Летчик устало кивнул и, откинувшись на спинку кресла, стал вызывать аэродром.
— Отвечают… Обещают выслать помощь с ближайшего поста полевой жандармерии. Они позвонят туда по телефону.
— Ну, геноссе Вилли, мы пошли. Не забудьте: Пауль и Эдит. Желаю вам успеха.
Вилли лишь вымученно улыбнулся и помахал рукой Андрею Карловичу и Петьке, которые в последний раз проверяли, не осталось ли следов пребывания людей на раскисшей поляне.
Вилли Шнель сидел в кабине, время от времени вызывая аэродром. Ответ был один и тот же: «Помощь выслана». Однако прошло не меньше трех часов, прежде чем у самолета появился взвод во главе с летчиком обер-лейтенантом. Шнель не поверил своим глазам, когда над ним склонился его товарищ по эскадрилье Ганс Эрхард.
— Вилли, ты серьезно ранен? — в голосе обер-лейтенанта прозвучала неподдельная тревога.
— Не знаю, боль чертовская. У меня едва хватило сил перевязать ногу, — ответил тот, морщась. — Как ты оказался с ними? — кивнул он на солдат.

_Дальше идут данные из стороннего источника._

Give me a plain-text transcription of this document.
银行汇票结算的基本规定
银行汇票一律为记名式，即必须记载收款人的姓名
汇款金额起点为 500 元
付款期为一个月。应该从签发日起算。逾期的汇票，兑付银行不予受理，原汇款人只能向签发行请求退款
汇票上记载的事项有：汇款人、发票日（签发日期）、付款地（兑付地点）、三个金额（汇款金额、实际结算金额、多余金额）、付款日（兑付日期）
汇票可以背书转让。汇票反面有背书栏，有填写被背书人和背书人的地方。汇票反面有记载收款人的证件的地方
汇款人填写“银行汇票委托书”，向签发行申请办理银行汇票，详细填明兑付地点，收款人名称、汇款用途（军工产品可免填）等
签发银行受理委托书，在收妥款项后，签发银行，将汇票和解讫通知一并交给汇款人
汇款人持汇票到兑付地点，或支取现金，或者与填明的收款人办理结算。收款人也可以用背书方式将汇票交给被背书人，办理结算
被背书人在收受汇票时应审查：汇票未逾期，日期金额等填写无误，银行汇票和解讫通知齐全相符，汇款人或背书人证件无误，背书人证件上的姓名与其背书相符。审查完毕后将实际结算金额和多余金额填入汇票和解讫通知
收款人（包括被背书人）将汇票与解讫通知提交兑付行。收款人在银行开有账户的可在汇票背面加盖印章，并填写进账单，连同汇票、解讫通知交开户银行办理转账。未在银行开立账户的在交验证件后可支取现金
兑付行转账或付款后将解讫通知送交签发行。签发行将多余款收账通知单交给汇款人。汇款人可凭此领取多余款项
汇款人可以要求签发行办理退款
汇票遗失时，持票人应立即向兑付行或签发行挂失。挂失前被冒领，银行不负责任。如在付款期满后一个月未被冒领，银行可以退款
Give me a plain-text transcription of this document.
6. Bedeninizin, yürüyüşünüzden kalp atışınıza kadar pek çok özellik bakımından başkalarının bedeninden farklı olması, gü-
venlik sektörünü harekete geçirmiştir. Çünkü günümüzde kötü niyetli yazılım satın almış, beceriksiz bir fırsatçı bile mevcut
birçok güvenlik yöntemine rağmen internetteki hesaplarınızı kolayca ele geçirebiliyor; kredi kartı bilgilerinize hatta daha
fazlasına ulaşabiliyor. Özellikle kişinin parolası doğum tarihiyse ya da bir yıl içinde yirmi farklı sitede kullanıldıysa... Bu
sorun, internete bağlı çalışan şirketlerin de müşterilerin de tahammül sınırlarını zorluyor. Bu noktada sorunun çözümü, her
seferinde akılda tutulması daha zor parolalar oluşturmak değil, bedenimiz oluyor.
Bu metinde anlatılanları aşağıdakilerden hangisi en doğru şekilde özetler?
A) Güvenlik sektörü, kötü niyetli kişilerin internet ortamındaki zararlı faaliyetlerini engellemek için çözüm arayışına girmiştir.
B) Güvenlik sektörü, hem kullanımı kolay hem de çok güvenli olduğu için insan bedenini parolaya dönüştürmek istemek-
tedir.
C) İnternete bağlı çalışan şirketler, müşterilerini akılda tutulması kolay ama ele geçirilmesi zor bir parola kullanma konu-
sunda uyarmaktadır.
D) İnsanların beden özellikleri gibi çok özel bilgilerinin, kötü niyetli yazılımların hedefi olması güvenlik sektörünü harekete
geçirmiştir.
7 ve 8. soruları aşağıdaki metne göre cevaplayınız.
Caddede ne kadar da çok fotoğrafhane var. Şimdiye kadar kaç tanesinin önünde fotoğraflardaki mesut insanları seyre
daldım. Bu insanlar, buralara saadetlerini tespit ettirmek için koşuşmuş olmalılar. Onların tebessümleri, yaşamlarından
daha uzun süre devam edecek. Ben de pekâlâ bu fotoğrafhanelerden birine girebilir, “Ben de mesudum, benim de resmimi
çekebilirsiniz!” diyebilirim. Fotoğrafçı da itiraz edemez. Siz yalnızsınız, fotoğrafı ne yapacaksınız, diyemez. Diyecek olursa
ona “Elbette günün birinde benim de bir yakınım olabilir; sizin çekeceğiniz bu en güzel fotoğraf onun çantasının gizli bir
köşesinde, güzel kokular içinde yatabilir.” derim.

— Случайно был на посту, когда позвонили с аэродрома. Их лейтенант был откровенно рад, что я вызвался поехать вместо него. Потерпи. Сейчас мы отнесём тебя на дорогу, туда придет санитарная машина с врачом.
— Не повезло мне, Ганс.
— Кто знает, Вилли, может быть, наоборот, ты счастливый человек: поедешь в тыл, а там, смотришь, демобилизуют.
— Ты что, Ганс, как можно этому завидовать? Уйти из авиации?! Да еще накануне победы… Вы скоро будете разгуливать по Ленинграду, а я — валяться на госпитальной койке в какой-нибудь захолустной дыре…
— Ну, до финала, положим, еще не близко. Я бы на твоем месте беспокоился о том, как попасть в берлинский госпиталь.
Подошли солдаты с носилками, и летчики замолчали.
В один из солнечных июньских дней обер-лейтенант Вилли Шнель выписался из берлинского госпиталя. Предстояла еще врачебная комиссия, от которой зависела его дальнейшая служба. Он отказался от офицерского пансионата, предпочтя провести несколько дней в квартирке на Лангештрассе, тем более, что тетушка Эдит была несказанно рада появлению племянника. Она не знала, куда усадить его, чем угостить, и чуть ли не сдувала пылинки с «дорогого мальчика».
На врачебной комиссии ее председатель — хирург, которому уже перевалило за восемьдесят, — осматривал Вилли одним из первых. Он бросил одобрительный взгляд на могучую мускулатуру:
— Занимались спортом?
— Да, герр председатель, жил у моря. Плавание, гребля с детства были моими любимыми занятиями.
— Хорошо, хорошо, — приговаривал председатель, продолжая осматривать его. Потом помял синий узловатый шрам и безаппеляционно изрек: — В интендантское управление для дальнейшего прохождения службы в тылу. Желательно по месту жительства до призыва в армию. Предстоит еще амбулаторное лечение.